Ah ! si les orateurs pouvaient quelquefois reprendre leurs paroles ; inconséquences et contradictions d'un moment. Souvent l'orateur oublie sa raison n'ayant au cœur que la passion politique toujours mauvaise conseillère.
Séance 23 novembre 1898 -
Après avoir lu le projet de déclaration de la Commission des Finances, Monsieur le Président propose au Conseil général de voter la demande d'autonomie administrative et financière de la Colonie,
en fait valoir les raisons, toutes raisons semblables à celles de la plupart de nos autres colonies et en quelque sorte sur l'invitation de la Métropole.
Ah ! si les orateurs pouvaient quelquefois réfléchir. L'orateur Brault, sans réflexion sans doute, par contradiction sans nul autre doute, lance ce singulier aphorisme.
"Messieurs nous ne sommes pas mûrs".
Maître Bonnet regarde par dessus ses lunettes, se demandant par suite de quel étrange phénomène il ne serait pas mûr. Comment ! là bas dans une autre Colonie les jeunes gens sont déjà mûrs, tandis qu'ici les hommes mûrs ne le sont pas. Il a beau dire par son regard et son sourire. — Elle est verte — ; cela ne fait rien maître Goupil s'élance sur l'orateur Brault, l'étreint de ses deux bras puissants, lui disant. « Tu es un frère, voilà comment j'aurais voulu parler moi-même. » Et il ajoute « nous n'avons pas comme nos anciennes Colonies une expérience suffisamment longue des institutions parlementaires, puis comment remplacer les 18 hommes de ce conseil le jour où ils ne seront plus là ».
Je crois pour ma part que Mr Goupil veut rire, et je rirais aussi s'il ne riait sérieusement.
Des institutions parlementaires... des hommes d'État impossibles à remplacer, J'ai beau chercher je ne vois rien, si ce n'est des fonctionnaires très remplaçables, d'ailleurs toujours remplacés.
Ah 1 si au moment des élections les orateurs, pouvaient ne pas se contredire.
En nous nommant, Messieurs les électeurs, sachez bien que nous sommes des hommes d'État irremplaçables, du reste vous n'avez pas le choix, nous ne sommes que 18 comme cela dans la Colonie. Sachez aussi que nous ne sommes pas encore assez mûrs pour être cueillis, et qu'il nous faut une tutelle.
Que de tuteurs mangent la grenouille.
Je crois et la plupart des électeurs pensent comme moi, que les affaires de la Colonie ne sont pas plus importantes et difficiles à gérer que celles d'une maison de Commerce de dixième ordre, et pour les bien mener point d'académiciens, d'hommes d'E tat, mais quelques bons commerçants de bons sens ayant l'expérience des affaires et de contentieux, aussi quelques hommes aptes à manier sans routine les idées et surtout en avoir.
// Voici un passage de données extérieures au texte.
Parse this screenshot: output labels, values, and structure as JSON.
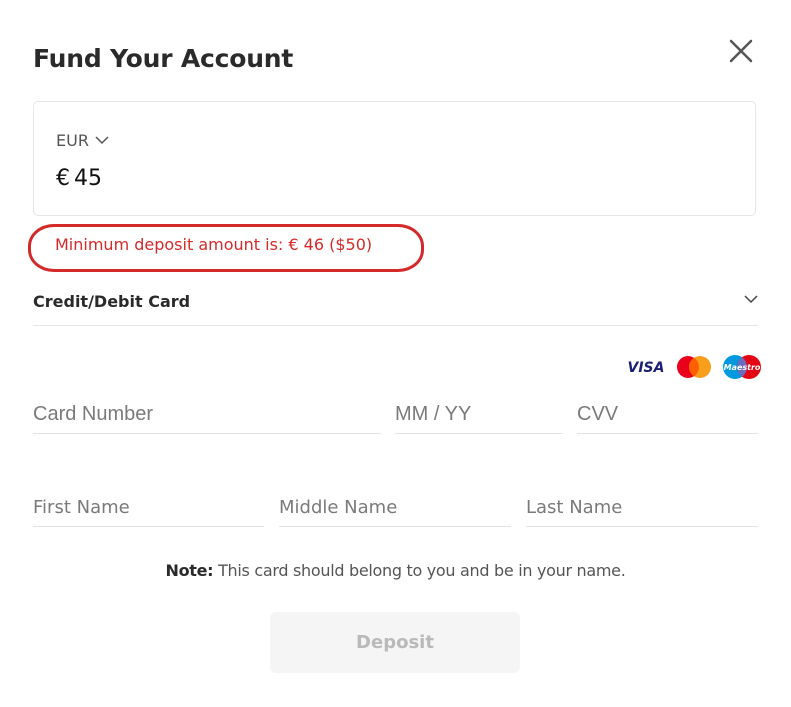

Ah ! les brevets, le Conservatoire, la porcelaine de Sèvres, vous en voulez quand même, (Les avocats défenseurs et c'est à leur louange s'en passent cependant). Vous ne sauriez vous passer de tuteur, et toute votre confiance est dans une administration caduque, la machine Colbert.
Cette fameuse machine considérablement augmentée, revue, corrigée depuis Louis XIV est
certes magnifique, apte aujourd'hui à broyer des milliards et non des millions, avec une dépense excessive de charbon. S'agit-il cependant
d'opérations difficiles, elle s'effondre. Pour n'en citer qu'une parlons un peu d'emprunt, de conversion de rentes, qu'elle ne peut, ne sait faire qu'avec le secours de simples maisons
particulières : c'est qu'il faut pour cela, un tas de combinaisons financières imaginées par l'initiative privée qui est un don de nature développé par l'exercice. Il y a là toute une
comptabilité de reports et déports, d'échelles de primes ; comptabilité bien déroutante pour des hommes brevetés. Certes les employés de la machine sont d'habiles gens formés par les voyages,
d'une impartialité incontestable, je veux le croire, mais en fin de compte il est permis de douter de leurs aptitudes à se rendre compte des besoins d'une colonie, des aptitudes d'une race
lorsqu'ils ne sont que de passage indifférents pour tout ce qui est en dehors de leurs appointements, de leur sécurité de position.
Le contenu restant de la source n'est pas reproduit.